Online scoring is self-directed. Scorers do not need to score daily as long as they score a minimum of 10 batches per week during the entire scoring window and meet the minimum validity threshold. These requirements are outlined in the Confidentiality, Non-Disclosure and Employment Agreement for an EQAO Scorer (Online) or Committee Member (Online).
If a scorer falls below the minimum validity threshold, the scorer will have the opportunity to retrain and pass another qualifying test. If successful, the scorer will be able to continue scoring. Otherwise, the scorer will be withdrawn from their current scoring assignment.
Scorers can score as many batches as are available but should not exceed 48 hours in a work week (Sunday to Saturday).
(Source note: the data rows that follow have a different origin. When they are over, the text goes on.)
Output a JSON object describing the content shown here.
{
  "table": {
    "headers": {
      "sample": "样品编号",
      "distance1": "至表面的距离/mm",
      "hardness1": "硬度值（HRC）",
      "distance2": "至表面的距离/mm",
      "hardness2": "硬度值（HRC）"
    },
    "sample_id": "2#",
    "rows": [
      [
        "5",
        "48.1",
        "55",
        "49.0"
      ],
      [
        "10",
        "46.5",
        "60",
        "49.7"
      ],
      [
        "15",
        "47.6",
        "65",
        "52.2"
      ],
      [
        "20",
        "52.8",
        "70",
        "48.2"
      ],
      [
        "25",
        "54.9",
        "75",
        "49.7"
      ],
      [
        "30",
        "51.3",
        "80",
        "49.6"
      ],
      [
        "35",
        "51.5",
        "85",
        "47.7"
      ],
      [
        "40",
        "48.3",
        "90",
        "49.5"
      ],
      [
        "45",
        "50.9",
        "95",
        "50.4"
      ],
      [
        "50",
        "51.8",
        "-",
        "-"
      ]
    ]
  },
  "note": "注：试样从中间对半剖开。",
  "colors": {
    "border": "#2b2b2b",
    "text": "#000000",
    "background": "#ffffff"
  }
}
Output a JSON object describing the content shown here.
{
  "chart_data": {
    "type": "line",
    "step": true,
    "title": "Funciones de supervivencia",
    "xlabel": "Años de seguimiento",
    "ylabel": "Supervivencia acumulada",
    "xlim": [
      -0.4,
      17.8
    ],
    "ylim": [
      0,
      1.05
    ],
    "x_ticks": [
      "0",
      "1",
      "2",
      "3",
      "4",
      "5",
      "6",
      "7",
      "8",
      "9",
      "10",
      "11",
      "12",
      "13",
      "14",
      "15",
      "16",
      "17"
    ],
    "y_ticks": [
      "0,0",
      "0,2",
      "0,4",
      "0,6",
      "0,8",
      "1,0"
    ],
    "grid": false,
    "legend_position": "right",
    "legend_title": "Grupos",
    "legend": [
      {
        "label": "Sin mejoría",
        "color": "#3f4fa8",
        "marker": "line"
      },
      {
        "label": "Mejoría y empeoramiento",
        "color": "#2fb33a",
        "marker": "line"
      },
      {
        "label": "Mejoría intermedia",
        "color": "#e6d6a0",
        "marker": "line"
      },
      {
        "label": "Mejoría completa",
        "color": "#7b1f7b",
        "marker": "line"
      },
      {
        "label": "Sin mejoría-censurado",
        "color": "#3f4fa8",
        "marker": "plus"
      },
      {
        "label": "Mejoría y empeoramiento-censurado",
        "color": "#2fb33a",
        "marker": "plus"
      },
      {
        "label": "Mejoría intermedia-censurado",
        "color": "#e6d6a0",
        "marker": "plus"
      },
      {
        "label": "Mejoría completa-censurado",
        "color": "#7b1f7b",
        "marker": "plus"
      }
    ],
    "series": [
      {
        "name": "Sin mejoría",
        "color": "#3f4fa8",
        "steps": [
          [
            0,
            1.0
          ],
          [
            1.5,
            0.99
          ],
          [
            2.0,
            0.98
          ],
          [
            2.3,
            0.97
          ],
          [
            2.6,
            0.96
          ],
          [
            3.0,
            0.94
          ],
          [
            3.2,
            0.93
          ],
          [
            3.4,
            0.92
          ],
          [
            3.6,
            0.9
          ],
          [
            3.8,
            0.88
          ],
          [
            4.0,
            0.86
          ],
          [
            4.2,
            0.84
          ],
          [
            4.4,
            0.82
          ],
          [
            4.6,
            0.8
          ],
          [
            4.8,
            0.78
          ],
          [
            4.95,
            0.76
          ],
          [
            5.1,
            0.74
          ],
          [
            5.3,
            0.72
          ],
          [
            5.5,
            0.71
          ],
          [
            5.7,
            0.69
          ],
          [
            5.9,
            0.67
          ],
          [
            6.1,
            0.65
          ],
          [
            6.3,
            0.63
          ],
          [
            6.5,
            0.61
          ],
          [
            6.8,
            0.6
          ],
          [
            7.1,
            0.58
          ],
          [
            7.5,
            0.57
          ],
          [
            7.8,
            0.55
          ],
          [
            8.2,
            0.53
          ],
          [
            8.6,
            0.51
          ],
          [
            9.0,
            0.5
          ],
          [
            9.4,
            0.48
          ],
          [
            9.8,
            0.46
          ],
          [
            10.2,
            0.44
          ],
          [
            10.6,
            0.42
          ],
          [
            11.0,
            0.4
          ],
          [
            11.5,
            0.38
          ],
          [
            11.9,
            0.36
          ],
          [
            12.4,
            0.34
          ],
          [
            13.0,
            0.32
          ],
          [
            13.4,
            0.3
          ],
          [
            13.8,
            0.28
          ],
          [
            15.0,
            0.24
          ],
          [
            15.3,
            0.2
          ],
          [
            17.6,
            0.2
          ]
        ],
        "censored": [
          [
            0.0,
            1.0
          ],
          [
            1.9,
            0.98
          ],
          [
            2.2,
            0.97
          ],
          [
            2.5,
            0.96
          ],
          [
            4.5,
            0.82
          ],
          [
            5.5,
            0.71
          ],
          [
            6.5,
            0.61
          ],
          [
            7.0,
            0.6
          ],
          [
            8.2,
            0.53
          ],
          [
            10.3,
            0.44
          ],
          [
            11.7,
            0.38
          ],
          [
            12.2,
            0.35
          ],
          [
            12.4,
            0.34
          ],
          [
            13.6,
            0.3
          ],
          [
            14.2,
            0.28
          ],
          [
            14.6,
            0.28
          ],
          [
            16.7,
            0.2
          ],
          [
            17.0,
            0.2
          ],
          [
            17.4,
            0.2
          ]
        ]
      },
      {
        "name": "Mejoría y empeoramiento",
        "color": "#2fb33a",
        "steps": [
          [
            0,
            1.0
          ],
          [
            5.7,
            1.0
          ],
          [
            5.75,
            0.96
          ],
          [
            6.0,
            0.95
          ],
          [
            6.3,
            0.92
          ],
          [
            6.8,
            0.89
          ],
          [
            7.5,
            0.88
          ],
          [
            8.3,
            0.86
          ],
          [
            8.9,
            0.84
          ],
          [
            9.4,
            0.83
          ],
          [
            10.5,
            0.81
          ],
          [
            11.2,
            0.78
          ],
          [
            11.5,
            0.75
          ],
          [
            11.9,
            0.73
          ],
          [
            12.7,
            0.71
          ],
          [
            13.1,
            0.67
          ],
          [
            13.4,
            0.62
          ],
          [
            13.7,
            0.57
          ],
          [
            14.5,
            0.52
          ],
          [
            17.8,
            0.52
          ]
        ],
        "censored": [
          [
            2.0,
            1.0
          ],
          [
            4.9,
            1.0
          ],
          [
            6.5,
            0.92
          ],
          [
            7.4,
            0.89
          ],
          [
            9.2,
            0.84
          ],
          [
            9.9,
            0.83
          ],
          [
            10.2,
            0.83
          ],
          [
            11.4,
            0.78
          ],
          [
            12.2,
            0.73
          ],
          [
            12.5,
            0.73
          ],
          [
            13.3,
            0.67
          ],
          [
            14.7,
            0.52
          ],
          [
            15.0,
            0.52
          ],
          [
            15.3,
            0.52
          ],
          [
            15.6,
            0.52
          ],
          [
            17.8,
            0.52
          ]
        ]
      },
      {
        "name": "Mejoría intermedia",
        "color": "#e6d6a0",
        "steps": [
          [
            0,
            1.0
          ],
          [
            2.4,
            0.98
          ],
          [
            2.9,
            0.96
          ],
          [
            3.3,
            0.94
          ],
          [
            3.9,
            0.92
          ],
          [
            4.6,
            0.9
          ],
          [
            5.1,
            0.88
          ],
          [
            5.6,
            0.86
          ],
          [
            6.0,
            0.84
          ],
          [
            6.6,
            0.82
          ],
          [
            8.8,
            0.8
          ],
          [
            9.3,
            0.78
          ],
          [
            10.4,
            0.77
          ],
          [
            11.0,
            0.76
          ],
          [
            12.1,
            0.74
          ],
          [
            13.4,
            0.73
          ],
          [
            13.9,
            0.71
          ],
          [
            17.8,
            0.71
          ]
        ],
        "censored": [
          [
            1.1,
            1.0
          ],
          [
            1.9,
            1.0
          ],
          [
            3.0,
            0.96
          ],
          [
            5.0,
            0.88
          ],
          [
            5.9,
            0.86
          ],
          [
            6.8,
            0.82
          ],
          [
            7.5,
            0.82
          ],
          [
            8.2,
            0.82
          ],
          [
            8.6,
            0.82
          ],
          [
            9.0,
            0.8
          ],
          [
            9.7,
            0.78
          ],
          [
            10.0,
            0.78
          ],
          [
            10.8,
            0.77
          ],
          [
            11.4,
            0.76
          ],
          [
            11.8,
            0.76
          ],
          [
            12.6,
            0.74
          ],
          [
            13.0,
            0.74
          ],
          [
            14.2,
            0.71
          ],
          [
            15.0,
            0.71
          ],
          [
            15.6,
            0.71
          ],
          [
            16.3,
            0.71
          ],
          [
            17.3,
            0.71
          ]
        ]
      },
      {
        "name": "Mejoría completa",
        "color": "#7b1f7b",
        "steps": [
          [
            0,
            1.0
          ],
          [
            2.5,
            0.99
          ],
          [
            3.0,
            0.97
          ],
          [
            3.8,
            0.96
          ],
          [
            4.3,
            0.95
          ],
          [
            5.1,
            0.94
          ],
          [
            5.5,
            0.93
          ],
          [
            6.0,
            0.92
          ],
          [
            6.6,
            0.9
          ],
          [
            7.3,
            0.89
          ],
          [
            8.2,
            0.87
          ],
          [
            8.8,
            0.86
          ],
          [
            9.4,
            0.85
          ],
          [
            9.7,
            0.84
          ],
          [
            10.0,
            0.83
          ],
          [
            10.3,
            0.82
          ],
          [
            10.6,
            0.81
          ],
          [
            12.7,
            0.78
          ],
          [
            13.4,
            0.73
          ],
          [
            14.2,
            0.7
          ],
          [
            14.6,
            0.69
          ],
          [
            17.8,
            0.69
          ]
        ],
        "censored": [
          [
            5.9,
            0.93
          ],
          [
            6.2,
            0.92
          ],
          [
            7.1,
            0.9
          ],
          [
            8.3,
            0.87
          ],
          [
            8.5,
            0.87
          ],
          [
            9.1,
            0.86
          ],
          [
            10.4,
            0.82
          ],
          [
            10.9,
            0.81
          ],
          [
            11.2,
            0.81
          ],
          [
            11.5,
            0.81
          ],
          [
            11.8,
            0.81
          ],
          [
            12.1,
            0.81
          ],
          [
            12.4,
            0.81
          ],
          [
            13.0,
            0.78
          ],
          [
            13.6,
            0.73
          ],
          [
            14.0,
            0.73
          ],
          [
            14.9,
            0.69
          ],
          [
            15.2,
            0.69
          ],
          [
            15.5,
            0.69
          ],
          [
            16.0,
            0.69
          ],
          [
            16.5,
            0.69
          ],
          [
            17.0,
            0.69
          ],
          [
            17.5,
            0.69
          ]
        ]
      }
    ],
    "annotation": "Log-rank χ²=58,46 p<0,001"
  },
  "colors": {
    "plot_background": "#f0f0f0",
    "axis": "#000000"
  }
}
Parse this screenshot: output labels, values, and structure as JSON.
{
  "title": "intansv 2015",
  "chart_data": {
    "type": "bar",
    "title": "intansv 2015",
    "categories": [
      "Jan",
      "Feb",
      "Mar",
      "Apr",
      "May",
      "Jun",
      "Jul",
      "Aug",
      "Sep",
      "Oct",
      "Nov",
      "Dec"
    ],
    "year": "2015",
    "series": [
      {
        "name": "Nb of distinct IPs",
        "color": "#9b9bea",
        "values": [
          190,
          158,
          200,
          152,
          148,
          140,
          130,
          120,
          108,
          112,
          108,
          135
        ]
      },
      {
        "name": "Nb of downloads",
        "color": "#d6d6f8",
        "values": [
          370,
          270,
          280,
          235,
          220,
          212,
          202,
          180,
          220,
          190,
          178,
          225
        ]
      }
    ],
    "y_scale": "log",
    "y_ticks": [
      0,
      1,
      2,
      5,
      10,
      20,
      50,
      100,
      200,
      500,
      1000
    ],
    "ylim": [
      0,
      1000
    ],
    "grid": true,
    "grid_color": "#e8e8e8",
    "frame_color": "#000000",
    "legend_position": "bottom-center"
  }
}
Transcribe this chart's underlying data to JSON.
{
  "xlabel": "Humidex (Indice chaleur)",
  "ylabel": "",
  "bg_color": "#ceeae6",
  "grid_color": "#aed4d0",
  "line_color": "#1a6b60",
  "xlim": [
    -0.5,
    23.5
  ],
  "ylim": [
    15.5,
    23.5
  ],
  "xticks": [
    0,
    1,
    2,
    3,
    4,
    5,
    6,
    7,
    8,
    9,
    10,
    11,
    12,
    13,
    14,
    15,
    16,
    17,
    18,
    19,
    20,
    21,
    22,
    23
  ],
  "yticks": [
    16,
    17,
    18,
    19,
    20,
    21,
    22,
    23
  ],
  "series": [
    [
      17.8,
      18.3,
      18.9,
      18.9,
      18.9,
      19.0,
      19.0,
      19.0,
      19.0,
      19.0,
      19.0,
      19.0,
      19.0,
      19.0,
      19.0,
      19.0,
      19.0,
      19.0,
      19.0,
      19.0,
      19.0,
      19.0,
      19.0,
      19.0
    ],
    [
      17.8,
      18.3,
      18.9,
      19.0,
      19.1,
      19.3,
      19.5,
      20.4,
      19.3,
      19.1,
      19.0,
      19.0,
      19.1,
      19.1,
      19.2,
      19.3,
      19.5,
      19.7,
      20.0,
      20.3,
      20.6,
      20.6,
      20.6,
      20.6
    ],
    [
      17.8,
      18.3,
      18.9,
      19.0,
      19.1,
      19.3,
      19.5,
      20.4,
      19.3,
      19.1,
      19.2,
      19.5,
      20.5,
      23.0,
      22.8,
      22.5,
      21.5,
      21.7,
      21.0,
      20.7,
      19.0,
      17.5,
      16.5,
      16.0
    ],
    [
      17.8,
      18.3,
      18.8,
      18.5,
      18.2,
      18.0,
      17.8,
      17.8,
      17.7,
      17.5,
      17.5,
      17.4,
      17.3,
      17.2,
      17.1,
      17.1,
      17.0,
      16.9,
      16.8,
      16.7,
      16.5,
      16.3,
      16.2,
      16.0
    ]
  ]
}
Unfortunately, the task you have been offered cannot be changed.
Do not accept an invitation to score until you can commit to the scoring opportunity.
You need to update your proof of enrolment in each year of your program. Once you receive your Ontario College of Teachers (OCT) certificate and your information is on the OCT website, you will need to update your current educator role and enter the OCT number in your EQAO profile. Ensure that the first name and last name in your EQAO profile matches those on the OCT website.
Your EQAO profile may not be up to date, or your qualifications and experience may not have met the requirements of the scoring position—or, simply, there may not be any more scoring opportunities available at the moment.
A partially scored batch or a fully scored batch with a partial number of responses to be scored is pro-rated according to the percentage completed. For example, if you score a batch that contains only half the number of responses that are in a full batch, you will see 0.5 on your report.